Portrait of a Lady, the painting by Gustav Klimt found last month in the garden wall of the modern art museum it had been stolen from 22 years earlier, has been authenticated. The Ricci Oddi Gallery of Modern Art in Piacenza announced Friday that art experts engaged by the city prosecutor’s office verified that the painting was the original completed by Klimt in 1917.
Since the gardener’s discovery on Dec. 10, the canvas had been kept in a vault of a local branch of Italy’s central bank while experts used infrared radiation and other non-invasive techniques to determine if it was the original “Portrait of a Lady.”
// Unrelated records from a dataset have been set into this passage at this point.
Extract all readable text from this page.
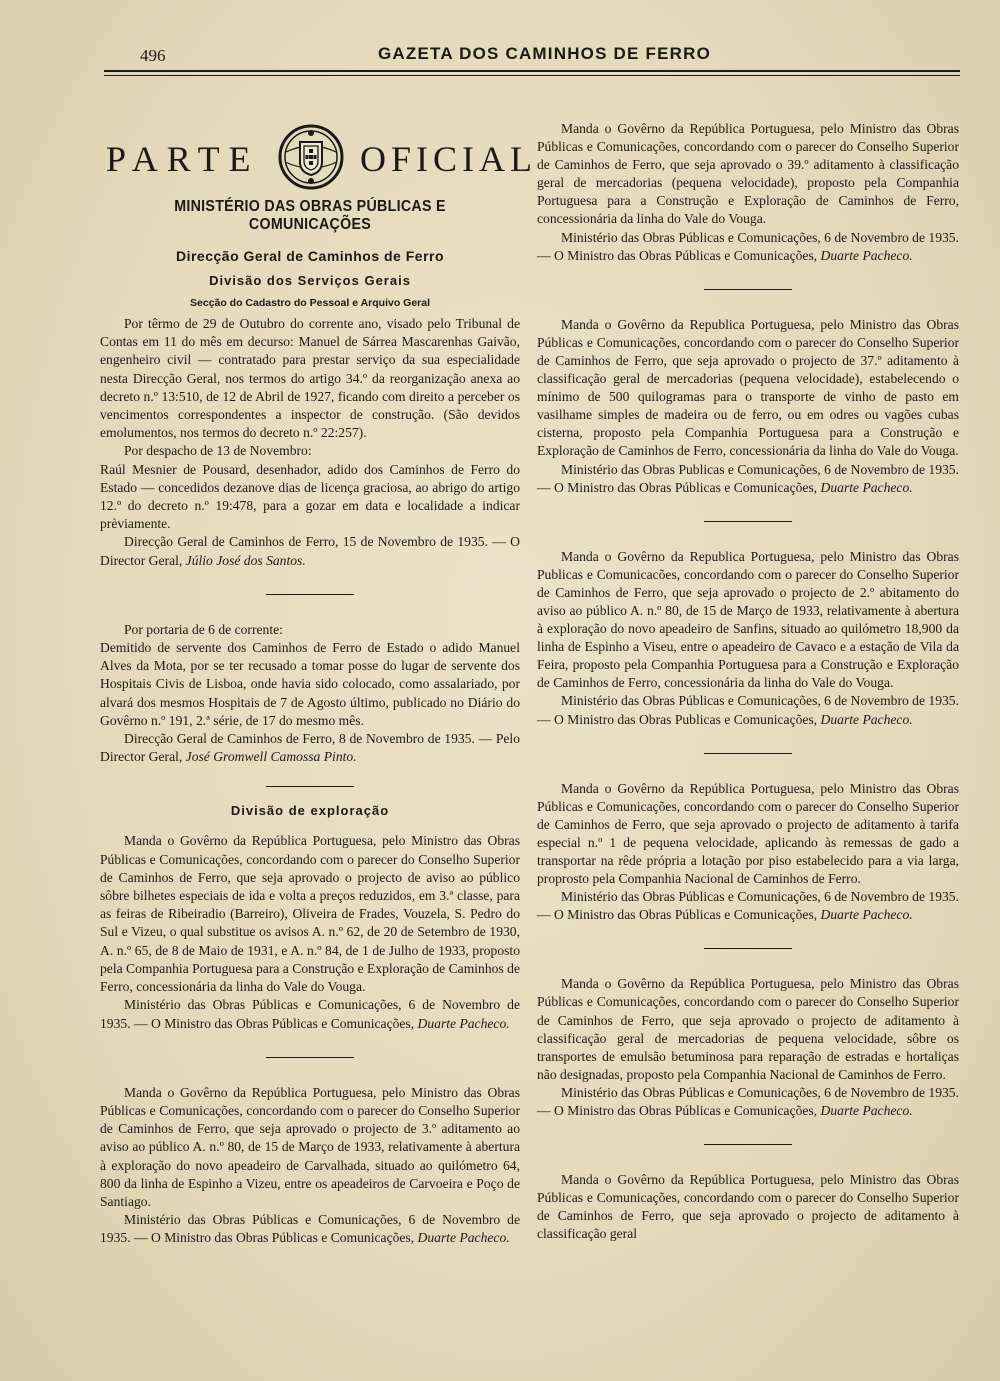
496	GAZETA DOS CAMINHOS DE FERRO
PARTE	OFICIAL
MINISTÉRIO DAS OBRAS PÚBLICAS E COMUNICAÇÕES
Direcção Geral de Caminhos de Ferro
Divisão dos Serviços Gerais
Secção do Cadastro do Pessoal e Arquivo Geral

Por têrmo de 29 de Outubro do corrente ano, visado pelo Tribunal de Contas em 11 do mês em decurso: Manuel de Sárrea Mascarenhas Gaivão, engenheiro civil — contratado para prestar serviço da sua especialidade nesta Direcção Geral, nos termos do artigo 34.º da reorganização anexa ao decreto n.º 13:510, de 12 de Abril de 1927, ficando com direito a perceber os vencimentos correspondentes a inspector de construção. (São devidos emolumentos, nos termos do decreto n.º 22:257).

Por despacho de 13 de Novembro:

Raúl Mesnier de Pousard, desenhador, adido dos Caminhos de Ferro do Estado — concedidos dezanove dias de licença graciosa, ao abrigo do artigo 12.º do decreto n.º 19:478, para a gozar em data e localidade a indicar prèviamente.

Direcção Geral de Caminhos de Ferro, 15 de Novembro de 1935. — O Director Geral, Júlio José dos Santos.

Por portaria de 6 de corrente:

Demitido de servente dos Caminhos de Ferro de Estado o adido Manuel Alves da Mota, por se ter recusado a tomar posse do lugar de servente dos Hospitais Civis de Lisboa, onde havia sido colocado, como assalariado, por alvará dos mesmos Hospitais de 7 de Agosto último, publicado no Diário do Govêrno n.º 191, 2.ª série, de 17 do mesmo mês.

Direcção Geral de Caminhos de Ferro, 8 de Novembro de 1935. — Pelo Director Geral, José Gromwell Camossa Pinto.

Divisão de exploração

Manda o Govêrno da República Portuguesa, pelo Ministro das Obras Públicas e Comunicações, concordando com o parecer do Conselho Superior de Caminhos de Ferro, que seja aprovado o projecto de aviso ao público sôbre bilhetes especiais de ida e volta a preços reduzidos, em 3.ª classe, para as feiras de Ribeiradio (Barreiro), Oliveira de Frades, Vouzela, S. Pedro do Sul e Vizeu, o qual substitue os avisos A. n.º 62, de 20 de Setembro de 1930, A. n.º 65, de 8 de Maio de 1931, e A. n.º 84, de 1 de Julho de 1933, proposto pela Companhia Portuguesa para a Construção e Exploração de Caminhos de Ferro, concessionária da linha do Vale do Vouga.

Ministério das Obras Públicas e Comunicações, 6 de Novembro de 1935. — O Ministro das Obras Públicas e Comunicações, Duarte Pacheco.

Manda o Govêrno da República Portuguesa, pelo Ministro das Obras Públicas e Comunicações, concordando com o parecer do Conselho Superior de Caminhos de Ferro, que seja aprovado o projecto de 3.º aditamento ao aviso ao público A. n.º 80, de 15 de Março de 1933, relativamente à abertura à exploração do novo apeadeiro de Carvalhada, situado ao quilómetro 64, 800 da linha de Espinho a Vizeu, entre os apeadeiros de Carvoeira e Poço de Santiago.

Ministério das Obras Públicas e Comunicações, 6 de Novembro de 1935. — O Ministro das Obras Públicas e Comunicações, Duarte Pacheco.

Manda o Govêrno da República Portuguesa, pelo Ministro das Obras Públicas e Comunicações, concordando com o parecer do Conselho Superior de Caminhos de Ferro, que seja aprovado o 39.º aditamento à classificação geral de mercadorias (pequena velocidade), proposto pela Companhia Portuguesa para a Construção e Exploração de Caminhos de Ferro, concessionária da linha do Vale do Vouga.

Ministério das Obras Públicas e Comunicações, 6 de Novembro de 1935. — O Ministro das Obras Públicas e Comunicações, Duarte Pacheco.

Manda o Govêrno da Republica Portuguesa, pelo Ministro das Obras Públicas e Comunicações, concordando com o parecer do Conselho Superior de Caminhos de Ferro, que seja aprovado o projecto de 37.º aditamento à classificação geral de mercadorias (pequena velocidade), estabelecendo o mínimo de 500 quilogramas para o transporte de vinho de pasto em vasilhame simples de madeira ou de ferro, ou em odres ou vagões cubas cisterna, proposto pela Companhia Portuguesa para a Construção e Exploração de Caminhos de Ferro, concessionária da linha do Vale do Vouga.

Ministério das Obras Publicas e Comunicações, 6 de Novembro de 1935. — O Ministro das Obras Públicas e Comunicações, Duarte Pacheco.

Manda o Govêrno da Republica Portuguesa, pelo Ministro das Obras Publicas e Comunicacões, concordando com o parecer do Conselho Superior de Caminhos de Ferro, que seja aprovado o projecto de 2.º abitamento do aviso ao público A. n.º 80, de 15 de Março de 1933, relativamente à abertura à exploração do novo apeadeiro de Sanfins, situado ao quilómetro 18,900 da linha de Espinho a Viseu, entre o apeadeiro de Cavaco e a estação de Vila da Feira, proposto pela Companhia Portuguesa para a Construção e Exploração de Caminhos de Ferro, concessionária da linha do Vale do Vouga.

Ministério das Obras Públicas e Comunicações, 6 de Novembro de 1935. — O Ministro das Obras Publicas e Comunicações, Duarte Pacheco.

Manda o Govêrno da República Portuguesa, pelo Ministro das Obras Públicas e Comunicações, concordando com o parecer do Conselho Superior de Caminhos de Ferro, que seja aprovado o projecto de aditamento à tarifa especial n.º 1 de pequena velocidade, aplicando às remessas de gado a transportar na rêde própria a lotação por piso estabelecido para a via larga, proprosto pela Companhia Nacional de Caminhos de Ferro.

Ministério das Obras Públicas e Comunicações, 6 de Novembro de 1935. — O Ministro das Obras Públicas e Comunicações, Duarte Pacheco.

Manda o Govêrno da República Portuguesa, pelo Ministro das Obras Públicas e Comunicações, concordando com o parecer do Conselho Superior de Caminhos de Ferro, que seja aprovado o projecto de aditamento à classificação geral de mercadorias de pequena velocidade, sôbre os transportes de emulsão betuminosa para reparação de estradas e hortaliças não designadas, proposto pela Companhia Nacional de Caminhos de Ferro.

Ministério das Obras Públicas e Comunicações, 6 de Novembro de 1935. — O Ministro das Obras Públicas e Comunicações, Duarte Pacheco.

Manda o Govêrno da República Portuguesa, pelo Ministro das Obras Públicas e Comunicações, concordando com o parecer do Conselho Superior de Caminhos de Ferro, que seja aprovado o projecto de aditamento à classificação geral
Experts said the painting was in remarkably good condition. One of the few signs of damage was a scratch near the edge of the canvas that may have resulted “from a clumsy effort to remove the portrait from its frame,” said Anna Selleri, an art restorer from the National Gallery in Bologna.
X-rays revealed the earlier work — 1912’s Portrait of a Young Lady — that Klimt had painted over to create the current portrait, making this work his only known double portrait. X-rays also found that Klimt had largely reused the whitish skin of the earlier portrait’s face for the second portrait, keeping the head in the same position and location.
The mystery of who stole Portrait of a Lady in 1997 is no closer to being solved. Police can’t even tell at this point if the painting ever left the gallery grounds or if it’s been whiling away a couple of decades in a niche in the wall behind a metal door. Traces of organic material found on the canvas may lead investigators to new information.